Multiple attacks on swimmers by sea lions might be the work of a lone pinniped perpetrator. Photo: Martayerbe

San Francisco’s Aquatic Park was closed temporarily in December after several swimmers were attacked by a sea lion. Two of the attacks that took place within a 24-hour period in mid-December prompted the closing for several days.

Sea lions are not noted for their aggression, so the unusual behavior has led some wildlife experts to suspect that the attacks were all carried out by one animal.

Swimmer Rick Mulvihill told KPIX 5 that on Dec. 15, he was swimming in Aquatic Park when he was attacked: “I was just swimming along and whatever it was — everybody’s thinking it’s a sea lion now; I never saw him — came up from underneath me and hit me. It’s like being in a car accident.”
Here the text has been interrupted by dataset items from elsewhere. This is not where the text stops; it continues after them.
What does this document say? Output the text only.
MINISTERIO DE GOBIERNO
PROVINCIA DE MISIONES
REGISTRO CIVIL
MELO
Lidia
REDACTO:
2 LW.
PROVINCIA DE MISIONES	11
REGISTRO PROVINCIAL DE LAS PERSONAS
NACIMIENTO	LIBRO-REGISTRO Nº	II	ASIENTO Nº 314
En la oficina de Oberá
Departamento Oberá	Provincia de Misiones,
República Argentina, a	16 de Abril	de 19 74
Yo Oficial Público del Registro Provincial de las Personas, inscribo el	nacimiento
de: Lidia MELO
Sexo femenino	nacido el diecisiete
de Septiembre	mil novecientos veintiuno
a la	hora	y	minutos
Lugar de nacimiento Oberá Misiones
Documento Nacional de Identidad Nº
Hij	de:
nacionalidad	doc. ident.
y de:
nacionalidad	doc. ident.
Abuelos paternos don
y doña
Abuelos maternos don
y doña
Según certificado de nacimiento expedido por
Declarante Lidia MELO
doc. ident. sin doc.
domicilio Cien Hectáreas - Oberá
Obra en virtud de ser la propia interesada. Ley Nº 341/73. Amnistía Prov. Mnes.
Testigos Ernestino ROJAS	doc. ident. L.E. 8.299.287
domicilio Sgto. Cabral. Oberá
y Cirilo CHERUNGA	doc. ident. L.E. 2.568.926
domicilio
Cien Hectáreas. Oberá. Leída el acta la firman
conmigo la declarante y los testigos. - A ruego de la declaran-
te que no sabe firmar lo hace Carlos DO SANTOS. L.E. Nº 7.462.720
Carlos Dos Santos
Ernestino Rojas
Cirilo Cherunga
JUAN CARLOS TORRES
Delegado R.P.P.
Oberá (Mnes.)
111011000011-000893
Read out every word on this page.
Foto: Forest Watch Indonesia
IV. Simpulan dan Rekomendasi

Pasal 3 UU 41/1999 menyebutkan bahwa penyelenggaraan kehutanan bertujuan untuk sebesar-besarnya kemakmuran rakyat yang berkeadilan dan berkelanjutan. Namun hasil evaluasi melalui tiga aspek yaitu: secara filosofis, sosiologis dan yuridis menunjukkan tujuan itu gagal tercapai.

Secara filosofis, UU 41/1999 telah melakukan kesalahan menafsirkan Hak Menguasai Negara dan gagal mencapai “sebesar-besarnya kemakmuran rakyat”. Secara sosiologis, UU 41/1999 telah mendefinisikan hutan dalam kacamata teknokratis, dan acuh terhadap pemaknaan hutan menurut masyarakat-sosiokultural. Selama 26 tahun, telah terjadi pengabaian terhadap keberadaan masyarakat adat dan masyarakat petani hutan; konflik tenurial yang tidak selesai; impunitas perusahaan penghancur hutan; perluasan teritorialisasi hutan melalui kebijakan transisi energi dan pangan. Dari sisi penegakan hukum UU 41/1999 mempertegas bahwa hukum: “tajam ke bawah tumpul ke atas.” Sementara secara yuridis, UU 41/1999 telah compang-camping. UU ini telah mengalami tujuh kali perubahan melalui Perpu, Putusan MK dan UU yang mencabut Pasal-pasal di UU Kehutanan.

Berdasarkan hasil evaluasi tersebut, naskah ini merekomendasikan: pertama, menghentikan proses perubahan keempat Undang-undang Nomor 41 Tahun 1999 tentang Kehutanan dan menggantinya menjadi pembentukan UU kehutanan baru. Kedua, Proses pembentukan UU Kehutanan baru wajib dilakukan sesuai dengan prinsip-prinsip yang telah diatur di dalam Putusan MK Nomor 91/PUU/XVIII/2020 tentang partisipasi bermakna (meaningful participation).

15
Upon the reopening of Aquatic Park Cove for swimming, the National Park Service posted an alert, warning swimmers to “Please remember that marine mammals are wild animals, in their natural habitat, and that their behavior can be unpredictable. Give them a wide berth!”

NPS also shared a 2015 case study of sea lion bites, which noted that “attempting to touch or pet sea lions or seals is inadvisable and prohibited by the Marine Mammal Protection Act. Swimmers should leave the water as soon as possible after a bite or encounter.”